# Lizards > Chameleons >  best beginner

## ahunt037

what is the best beginner chameleon im looking to get one in the future and wanna do some research and if chameleon are as much of a pain as everyone says they are i figure i better start earlier than i did with ball pythons.... i started research on them after i bought mine lol 

thanks,
Anthony

----------


## PrettyInInk87

I'd have to say that the most common beginner Chams are Veilds and Panthers... They have similar care requirements and are the easiest to care for. Not saying they are easy. I have 2 Panthers myself and am in total love with them  :Very Happy:  There is a WONDERFUL forum all about Chameleons that I am a part of as well, Chameleonforums.com. I learned everything I know about Chams there!  :Smile:  It's awesome that you are doing your research first instead of jumping into it beforehand. Good luck!  :Very Happy:

----------

_ahunt037_ (06-13-2011)

----------


## ahunt037

wow just barely saw this ya i joined that site shortly after i posted this after just jumping into my first ball python without researching i definitely am researching first i just hope i dont go crazy buying chams like i did bp's

i think im gonna get myself a panther next reptile show i like the panthers pattern and i hear that they are more docile than veilids so that will probably be my next purchase, as long as i dont buy every single ball python i see between now and then i hate looking at kingsnake.com  :Sad:

----------


## Exotic Ectotherms

I've had both Veileds and Panthers and I have to agree that they are both pretty good starter chams as long as you do your research first.  Just be sure to give them a nice variety of foods because they can easily get bored of the same thing if fed too much.

----------

_ahunt037_ (06-13-2011)

----------


## killerphade310

Most veiled chams are really mean especially the one i had but they have the easiest care requirements like the panthers. The chameleons i like the most was the jacksons , the ones with the 3 horns on their heads and their requirement isnt really that hard u just gotta have a higher humidity for them but they have a real kool personality :p

----------

_ahunt037_ (06-14-2011)

----------


## DC Reptiles

I've had a few differnt Cham. and I have to say, I had an easier time with my veilds. My females where always nice unless gravid, my males thats a different story. I think either panther or veild would be a good choice, just try not to bother to much, they are more a look but dont touch pet.

----------

_ahunt037_ (06-14-2011)

----------


## ahunt037

thanks all ya the look but dont touch will be extremely difficult for me im gonna wanna play with them lol which one do yall find has really pretty colors out of the panthers?

----------


## ahunt037

Well I finally went and got my self a cham got him from tiki reptiles at the phx reptile EXPO this past weekend he is a 2 month old nosy be panther and he is awesome thanks for ur help ill post up some pictures later tonight then some better ones in a week or two once he has fully settled in thanks again

----------


## mainbutter

Go spend some time on a few chameleon forums.  When my gf wanted to get a panther cham, that was the best source of information for her.

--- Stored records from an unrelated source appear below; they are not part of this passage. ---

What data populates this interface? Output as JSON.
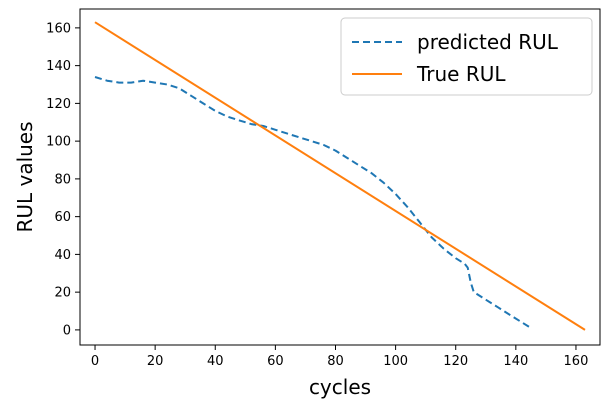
{
  "chart_data": {
    "type": "line",
    "xlabel": "cycles",
    "ylabel": "RUL values",
    "xlim": [
      -5,
      168
    ],
    "ylim": [
      -8,
      170
    ],
    "xticks": [
      0,
      20,
      40,
      60,
      80,
      100,
      120,
      140,
      160
    ],
    "yticks": [
      0,
      20,
      40,
      60,
      80,
      100,
      120,
      140,
      160
    ],
    "legend_position": "top-right",
    "grid": false,
    "series": [
      {
        "name": "predicted RUL",
        "style": "dashed",
        "color": "#1f77b4",
        "x": [
          0,
          4,
          8,
          12,
          16,
          20,
          24,
          28,
          32,
          36,
          40,
          44,
          48,
          52,
          56,
          60,
          64,
          68,
          72,
          76,
          80,
          84,
          88,
          92,
          96,
          100,
          104,
          108,
          112,
          116,
          120,
          123,
          124,
          125,
          126,
          130,
          134,
          138,
          142,
          145
        ],
        "y": [
          134,
          132,
          131,
          131,
          132,
          131,
          130,
          128,
          124,
          120,
          116,
          113,
          111,
          109,
          108,
          106,
          104,
          102,
          100,
          98,
          95,
          91,
          87,
          83,
          78,
          72,
          65,
          57,
          49,
          43,
          38,
          35,
          33,
          25,
          20,
          16,
          12,
          8,
          4,
          1
        ]
      },
      {
        "name": "True RUL",
        "style": "solid",
        "color": "#ff7f0e",
        "x": [
          0,
          163
        ],
        "y": [
          163,
          0
        ]
      }
    ]
  }
}
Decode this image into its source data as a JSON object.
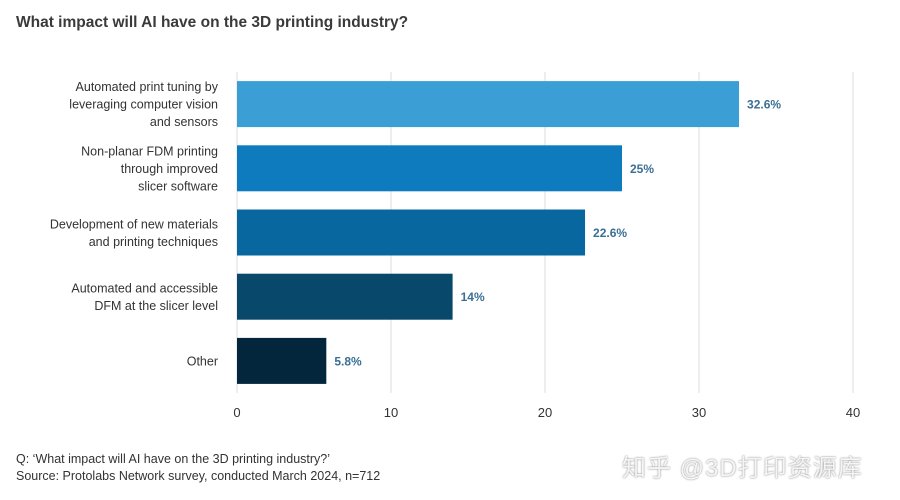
{
  "header": {
    "title": "What impact will AI have on the 3D printing industry?"
  },
  "chart_data": {
    "type": "bar",
    "orientation": "horizontal",
    "categories": [
      [
        "Automated print tuning by",
        "leveraging computer vision",
        "and sensors"
      ],
      [
        "Non-planar FDM printing",
        "through improved",
        "slicer software"
      ],
      [
        "Development of new materials",
        "and printing techniques"
      ],
      [
        "Automated and accessible",
        "DFM at the slicer level"
      ],
      [
        "Other"
      ]
    ],
    "values": [
      32.6,
      25,
      22.6,
      14,
      5.8
    ],
    "value_labels": [
      "32.6%",
      "25%",
      "22.6%",
      "14%",
      "5.8%"
    ],
    "colors": [
      "#3b9fd6",
      "#0d7bbd",
      "#09679f",
      "#08486a",
      "#04263c"
    ],
    "xlim": [
      0,
      40
    ],
    "xticks": [
      0,
      10,
      20,
      30,
      40
    ],
    "grid": true
  },
  "footer": {
    "question": "Q: ‘What impact will AI have on the 3D printing industry?’",
    "source": "Source: Protolabs Network survey, conducted March 2024, n=712"
  },
  "watermark": "知乎 @3D打印资源库"
}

Panthers aren't hard to take care of, but they do have higher time requirements and are a bit pricier in husbandry costs when compared to most snakes.  I highly recommend investing in a timed spraying system such as a mistking to keep any chams well hydrated.

----------

_ahunt037_ (11-21-2011)

----------


## perfectpythons

I own and breed jacksons and there the best. They just chill on your hand. Just put a heat lamp and a automatic mister in a screen cage and your set. I also cage there diet up every two days with lively animals such as roaches, grasshoppers and crickets. Also use mealworms, hornworms, and mine LOVE silkworms. Good luck  :Wink:

----------


## CaitJaye

My first Cham was a Senegal. Their smaller then panthers and veileds by far, about palm length excluding the tail. But mine was super friendly and it took a lot to stress her out. Plus they get some real nice color patterns. They are pretty cheap, only about 50 bucks, and are great with hand feeding. I would always recommend one if you wanna start out small.

----------


## SoCal Pythons

Personally, since i breed veileds and panthers i would say that veileds are the best to start out with. But, if you are willing to spend money i would definitely get a panther! They both require the same treatment or attention and they are so addictive once you get one!

----------